Horsham 100-year-old celebrates in style - despite Covid
Covid restrictions limited the celebrations for Horsham man Cyril Robins on his 100th birthday.
But his family still managed to mark the milestone in style with a specially-baked cake and specially-commissioned jumper commemorating the time he served in the RAF during the Second World War.
Cyril was born in Ifield on March 1 1921 and was the eldest child of Sydney and Margaret Robins. Sydney worked as chauffeur to the Courage family, owners of the Courage Brewery.
As a child, Cyril proved to be an early entrepreneur by collecting bits of old bicycles, rebuilding them and selling them on to his mates.
After leaving Robinson Road school in Crawley in 1935, Cyril went to work at Stanfords garage, training as a mechanic.
Four years later the Courage family moved to Horsham and the Robins family moved with them, setting up home in Crawley Road. From there, Cyril cycled to Crawley and back for his job at the garage and was still there when war broke out.
He was called up in 1941, when he was 20, to join the RAF and was sent to Lincolnshire to do his ‘square bashing’, as he calls it, at a place called Cardington.
He was then transferred to RAF Syerston to complete his training and worked for fleet motor transport working on various vehicles that the RAF owned.
Cyril spent about a year there before moving to Boston and then later travelled by ship to India, through the Mediterranean and the Suez Canal trying to avoid German submarines on the way.
The ship docked in Bombay and Cyril then had a two-day train ride to a transit camp in Calcutta, followed by a 150-mile lorry ride to Asansol, a Royal Airforce Base.
Subsequently he was transferred a further 100 plus miles over mostly dirt roads to a workshop in Jamshedpur where he spent the rest of the war working as a mechanic.
While in India he was reunited with his old pal Frank Urry and they spent a lot of time together with their other pal Mike Robinson.
Cyril returned to England in 1946 and docked in Liverpool.

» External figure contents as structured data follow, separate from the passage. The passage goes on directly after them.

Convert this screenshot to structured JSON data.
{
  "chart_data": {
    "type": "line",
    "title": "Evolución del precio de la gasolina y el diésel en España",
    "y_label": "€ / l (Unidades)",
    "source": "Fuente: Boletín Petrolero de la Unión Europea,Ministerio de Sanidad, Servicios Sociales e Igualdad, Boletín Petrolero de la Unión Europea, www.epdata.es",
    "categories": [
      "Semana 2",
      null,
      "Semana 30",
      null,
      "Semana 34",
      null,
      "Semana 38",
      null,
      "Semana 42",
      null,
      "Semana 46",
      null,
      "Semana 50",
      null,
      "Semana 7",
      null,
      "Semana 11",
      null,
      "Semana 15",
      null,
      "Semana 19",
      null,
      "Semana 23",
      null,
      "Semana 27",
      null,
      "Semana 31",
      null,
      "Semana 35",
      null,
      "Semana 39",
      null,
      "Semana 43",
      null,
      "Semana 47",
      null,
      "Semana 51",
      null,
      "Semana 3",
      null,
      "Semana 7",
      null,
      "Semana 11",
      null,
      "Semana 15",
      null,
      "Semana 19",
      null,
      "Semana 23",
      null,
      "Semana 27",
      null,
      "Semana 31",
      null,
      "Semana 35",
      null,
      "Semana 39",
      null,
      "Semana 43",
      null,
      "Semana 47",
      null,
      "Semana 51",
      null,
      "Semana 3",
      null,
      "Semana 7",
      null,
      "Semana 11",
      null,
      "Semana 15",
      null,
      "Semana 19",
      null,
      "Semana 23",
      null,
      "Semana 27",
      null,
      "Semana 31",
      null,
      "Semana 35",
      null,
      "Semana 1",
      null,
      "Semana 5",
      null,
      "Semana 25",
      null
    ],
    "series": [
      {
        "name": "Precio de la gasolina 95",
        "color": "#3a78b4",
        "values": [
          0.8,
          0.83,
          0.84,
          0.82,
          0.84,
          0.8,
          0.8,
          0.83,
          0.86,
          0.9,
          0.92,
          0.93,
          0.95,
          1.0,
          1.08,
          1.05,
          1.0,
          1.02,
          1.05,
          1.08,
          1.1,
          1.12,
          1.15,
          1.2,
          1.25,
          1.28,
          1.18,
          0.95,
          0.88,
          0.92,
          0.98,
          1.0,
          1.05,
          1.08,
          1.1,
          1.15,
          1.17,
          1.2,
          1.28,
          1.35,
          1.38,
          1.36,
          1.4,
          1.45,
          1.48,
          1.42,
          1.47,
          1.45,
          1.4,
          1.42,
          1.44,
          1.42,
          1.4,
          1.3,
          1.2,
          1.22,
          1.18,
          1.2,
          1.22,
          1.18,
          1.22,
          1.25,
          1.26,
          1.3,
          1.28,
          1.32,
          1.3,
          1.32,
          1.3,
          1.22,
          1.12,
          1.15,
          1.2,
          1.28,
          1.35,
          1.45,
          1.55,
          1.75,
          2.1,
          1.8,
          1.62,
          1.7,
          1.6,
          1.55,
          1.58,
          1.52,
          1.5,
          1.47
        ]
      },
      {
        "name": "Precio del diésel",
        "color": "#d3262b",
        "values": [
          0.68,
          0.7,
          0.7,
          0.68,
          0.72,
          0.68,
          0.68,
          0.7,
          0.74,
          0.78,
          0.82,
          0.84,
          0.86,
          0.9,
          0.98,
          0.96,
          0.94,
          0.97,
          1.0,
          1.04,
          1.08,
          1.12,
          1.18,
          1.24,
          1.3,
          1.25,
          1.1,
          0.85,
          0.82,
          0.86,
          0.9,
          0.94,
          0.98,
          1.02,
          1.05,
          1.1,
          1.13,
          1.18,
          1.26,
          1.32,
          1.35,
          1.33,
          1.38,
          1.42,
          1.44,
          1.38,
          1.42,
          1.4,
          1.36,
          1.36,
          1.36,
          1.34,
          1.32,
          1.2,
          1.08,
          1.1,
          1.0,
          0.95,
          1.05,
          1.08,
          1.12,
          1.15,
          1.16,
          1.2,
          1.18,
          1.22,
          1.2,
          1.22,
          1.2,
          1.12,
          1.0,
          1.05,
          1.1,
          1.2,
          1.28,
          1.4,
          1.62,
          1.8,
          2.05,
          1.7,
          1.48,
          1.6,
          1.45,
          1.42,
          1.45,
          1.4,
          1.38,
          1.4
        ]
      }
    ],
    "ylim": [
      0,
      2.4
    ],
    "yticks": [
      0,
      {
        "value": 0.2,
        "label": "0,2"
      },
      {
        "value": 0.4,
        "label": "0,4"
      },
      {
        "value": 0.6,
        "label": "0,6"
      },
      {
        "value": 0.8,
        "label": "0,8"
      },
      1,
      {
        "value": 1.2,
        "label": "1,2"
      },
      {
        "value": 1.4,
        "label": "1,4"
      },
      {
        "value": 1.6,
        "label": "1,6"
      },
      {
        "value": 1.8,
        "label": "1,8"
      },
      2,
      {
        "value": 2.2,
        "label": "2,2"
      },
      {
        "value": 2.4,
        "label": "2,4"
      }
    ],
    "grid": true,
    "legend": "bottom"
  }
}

As he left the ship, he kissed the ground and said he would never leave Britain again.
He returned to his old job as a mechanic and once, while on a visit to his aunt and uncle in Staplefield, he met his future wife Irene Boxall, who he spotted in the garden next door.

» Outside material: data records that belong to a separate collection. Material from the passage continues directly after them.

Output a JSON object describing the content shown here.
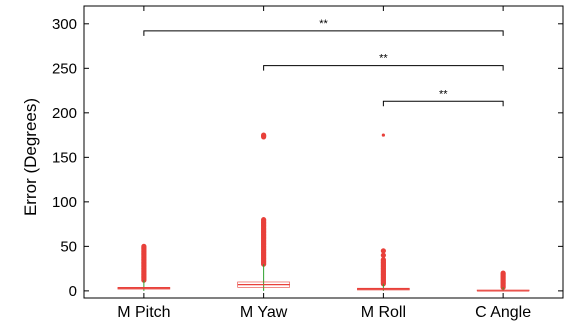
{
  "chart_data": {
    "type": "box",
    "title": "",
    "xlabel": "",
    "ylabel": "Error (Degrees)",
    "ylim": [
      -8,
      320
    ],
    "yticks": [
      0,
      50,
      100,
      150,
      200,
      250,
      300
    ],
    "categories": [
      "M Pitch",
      "M Yaw",
      "M Roll",
      "C Angle"
    ],
    "boxes": [
      {
        "category": "M Pitch",
        "median": 3,
        "q1": 2,
        "q3": 4,
        "whisker_low": 0,
        "whisker_high": 12,
        "outlier_range": [
          12,
          50
        ],
        "outliers_extra": []
      },
      {
        "category": "M Yaw",
        "median": 7,
        "q1": 4,
        "q3": 10,
        "whisker_low": 0,
        "whisker_high": 30,
        "outlier_range": [
          30,
          80
        ],
        "outliers_extra": [
          173,
          174,
          175
        ]
      },
      {
        "category": "M Roll",
        "median": 2,
        "q1": 1,
        "q3": 3,
        "whisker_low": 0,
        "whisker_high": 8,
        "outlier_range": [
          8,
          35
        ],
        "outliers_extra": [
          40,
          45,
          175
        ]
      },
      {
        "category": "C Angle",
        "median": 0,
        "q1": 0,
        "q3": 1,
        "whisker_low": 0,
        "whisker_high": 4,
        "outlier_range": [
          4,
          20
        ],
        "outliers_extra": []
      }
    ],
    "significance": [
      {
        "from": "M Pitch",
        "to": "C Angle",
        "y": 292,
        "label": "**"
      },
      {
        "from": "M Yaw",
        "to": "C Angle",
        "y": 253,
        "label": "**"
      },
      {
        "from": "M Roll",
        "to": "C Angle",
        "y": 213,
        "label": "**"
      }
    ],
    "colors": {
      "median": "#e8403a",
      "outlier": "#e8403a",
      "whisker": "#2ca02c",
      "axis": "#000000",
      "bracket": "#000000"
    },
    "grid": false,
    "legend": "none"
  }
}
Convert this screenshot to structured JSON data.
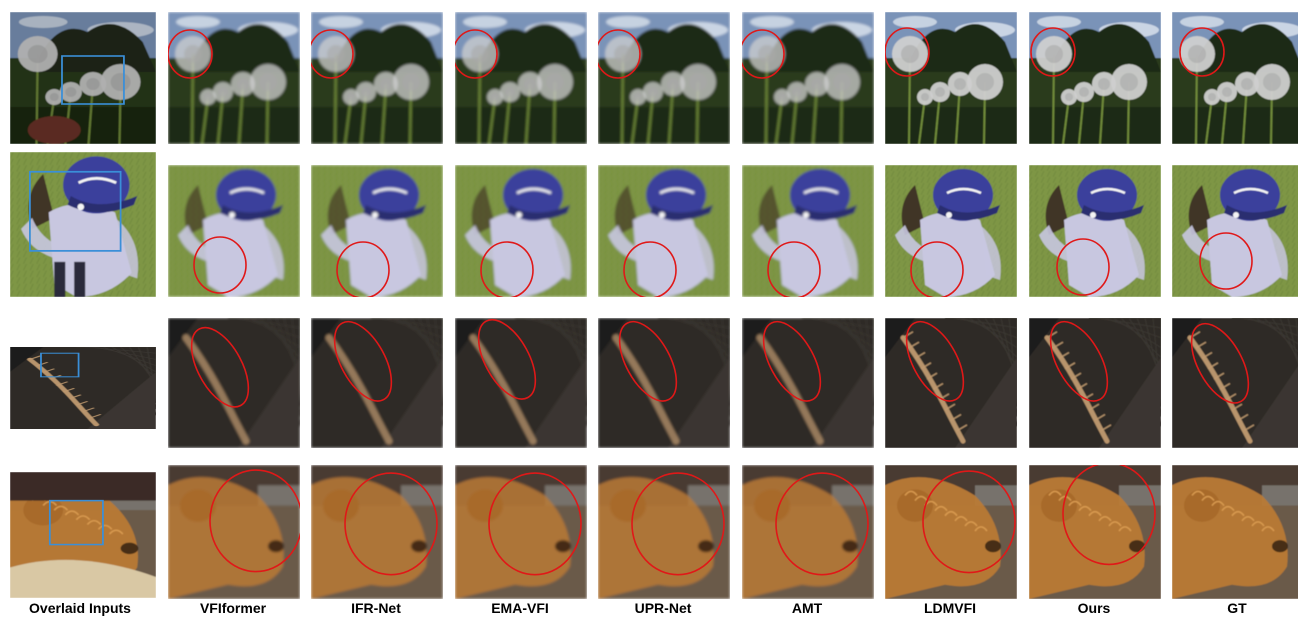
{
  "columns": [
    {
      "label": "Overlaid Inputs"
    },
    {
      "label": "VFIformer"
    },
    {
      "label": "IFR-Net"
    },
    {
      "label": "EMA-VFI"
    },
    {
      "label": "UPR-Net"
    },
    {
      "label": "AMT"
    },
    {
      "label": "LDMVFI"
    },
    {
      "label": "Ours"
    },
    {
      "label": "GT"
    }
  ],
  "rows": [
    {
      "scene": "dandelions",
      "colors": {
        "sky": "#7a93b8",
        "trees": "#1f2a18",
        "ground": "#2a3a1c",
        "flower": "#cfcfcf",
        "stem": "#6f8a3a"
      }
    },
    {
      "scene": "girl-cap",
      "colors": {
        "grass": "#7e9645",
        "cap": "#3a3f9c",
        "shirt": "#c8c7e0",
        "hair": "#3a2a22"
      }
    },
    {
      "scene": "feather-roof",
      "colors": {
        "roof": "#2e2b27",
        "feather": "#c09a70",
        "shadow": "#1e1c1a"
      }
    },
    {
      "scene": "dog",
      "colors": {
        "dog": "#b97a36",
        "ground": "#6b5a48",
        "bg": "#4a3a30"
      }
    }
  ],
  "markers": {
    "circle_color": "#e01818",
    "box_color": "#3a8fd8"
  }
}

They married on June 26 1948 in Staplefield Parish Church and their first home was two attic rooms in Albion Terrace.
They later moved to Bennetts Road where they brought up their four children until 1967 when they moved to Hornbeam Close, a brand-new development, where Cyril still lives.
During his married life Cyril worked driving buses and coaches for a few years and then went to work for Sussex and Dorking bricks, driving lorries. Later, he changed his job for more local deliveries and drove tankers for William Cory and Son until his retirement.

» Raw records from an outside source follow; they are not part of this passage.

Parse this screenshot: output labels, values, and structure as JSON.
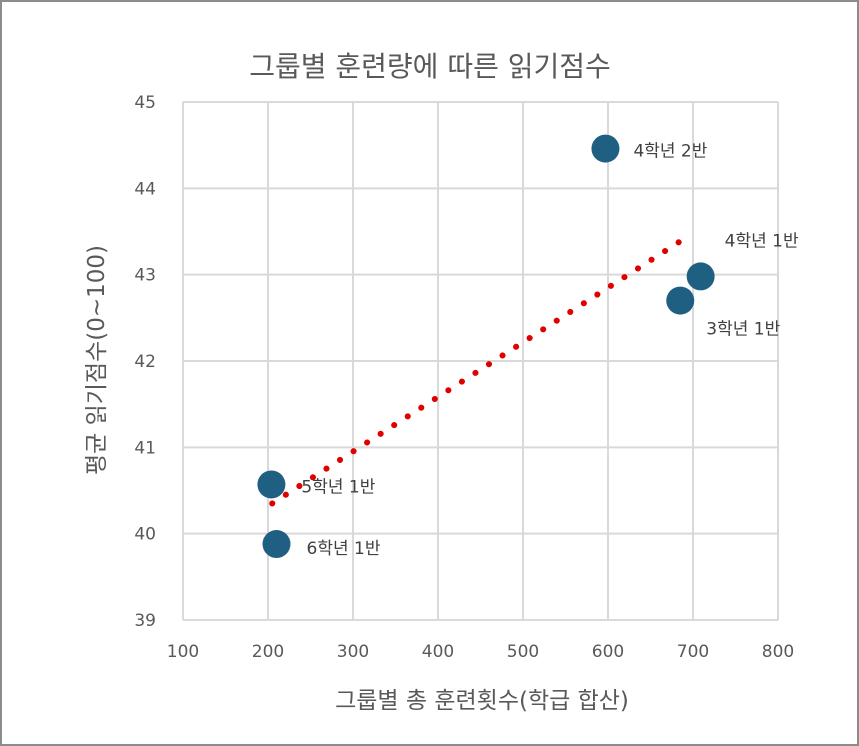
{
  "chart_data": {
    "type": "scatter",
    "title": "그룹별 훈련량에 따른 읽기점수",
    "xlabel": "그룹별 총 훈련횟수(학급 합산)",
    "ylabel": "평균 읽기점수(0~100)",
    "xlim": [
      100,
      800
    ],
    "ylim": [
      39,
      45
    ],
    "xticks": [
      100,
      200,
      300,
      400,
      500,
      600,
      700,
      800
    ],
    "yticks": [
      39,
      40,
      41,
      42,
      43,
      44,
      45
    ],
    "grid": true,
    "marker_color": "#1f5f82",
    "trendline": {
      "type": "linear",
      "color": "#e00000",
      "style": "dotted",
      "x_range": [
        205,
        695
      ],
      "y_range": [
        40.35,
        43.45
      ]
    },
    "points": [
      {
        "label": "4학년 2반",
        "x": 597,
        "y": 44.46
      },
      {
        "label": "4학년 1반",
        "x": 709,
        "y": 42.98
      },
      {
        "label": "3학년 1반",
        "x": 685,
        "y": 42.7
      },
      {
        "label": "5학년 1반",
        "x": 204,
        "y": 40.57
      },
      {
        "label": "6학년 1반",
        "x": 210,
        "y": 39.88
      }
    ]
  }
}
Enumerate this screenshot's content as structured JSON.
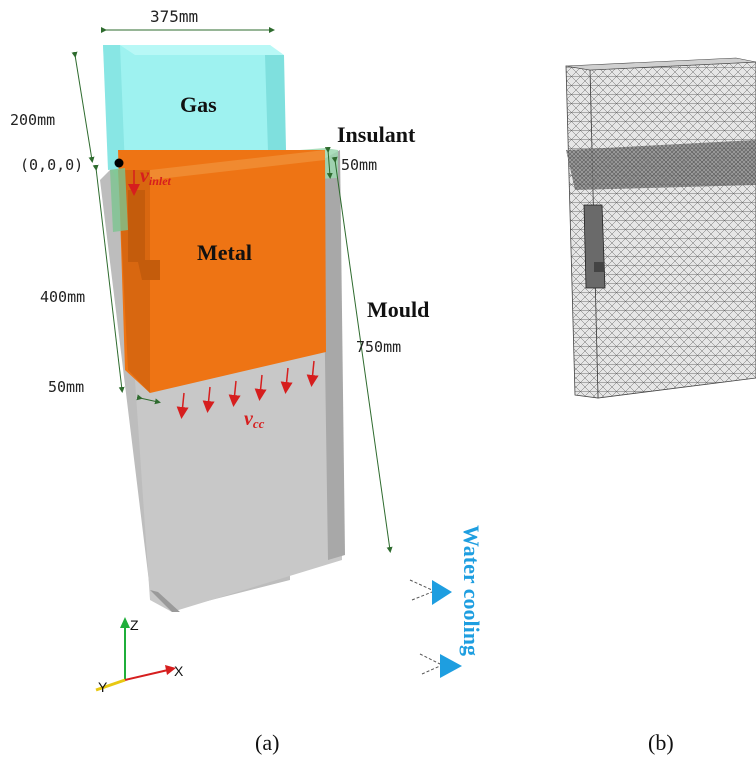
{
  "panel_a": {
    "dim_width": "375mm",
    "dim_gas_height": "200mm",
    "origin": "(0,0,0)",
    "dim_metal_height": "400mm",
    "dim_wall": "50mm",
    "dim_insulant": "50mm",
    "dim_mould_height": "750mm",
    "region_gas": "Gas",
    "region_insulant": "Insulant",
    "region_metal": "Metal",
    "region_mould": "Mould",
    "v_inlet_main": "v",
    "v_inlet_sub": "inlet",
    "v_cc_main": "v",
    "v_cc_sub": "cc",
    "water_cooling": "Water cooling",
    "axis_z": "Z",
    "axis_x": "X",
    "axis_y": "Y",
    "caption": "(a)"
  },
  "panel_b": {
    "caption": "(b)"
  },
  "colors": {
    "gas": "#9ef2f0",
    "metal": "#ee7414",
    "mould": "#c4c4c4",
    "insulant": "#9ed8b0",
    "arrow_red": "#d61e1e",
    "water_blue": "#1e9ee0",
    "dim_line": "#2e6b2e"
  }
}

After retiring he worked delivering cars all over the country for Gilbert Rice, the Ford garage in the Bishopric. He also did odd jobs for his son Steve, who owned a builders merchants’s yard in Billingshurst.
Cyril never went abroad again but enjoyed many holidays in good old Blighty, as he called it. Family caravan holidays and in later years coach trips with Rene to Scotland, which they loved.
Cyril and Rene were married for 70 years just managing to celebrate their anniversary when sadly Rene passed away on July 8 2018.
During their life together they had four children, Stephen, Brenda, Edna, and Andrew. There followed 18 grandchildren, 30 great grandchildren, with two more on the way, and three great great grandchildren.
Apart from aeroplanes and cars Cyril loved steam trains and he loved the roads. Whereas many people might pick up a book to read a story or find some facts, Cyril loved browsing road atlases and finding out how the road system connected the country.
“It was his geography,” say his family. “He can still tell you how to get from one place to another without the use of any modern Satnav technology.”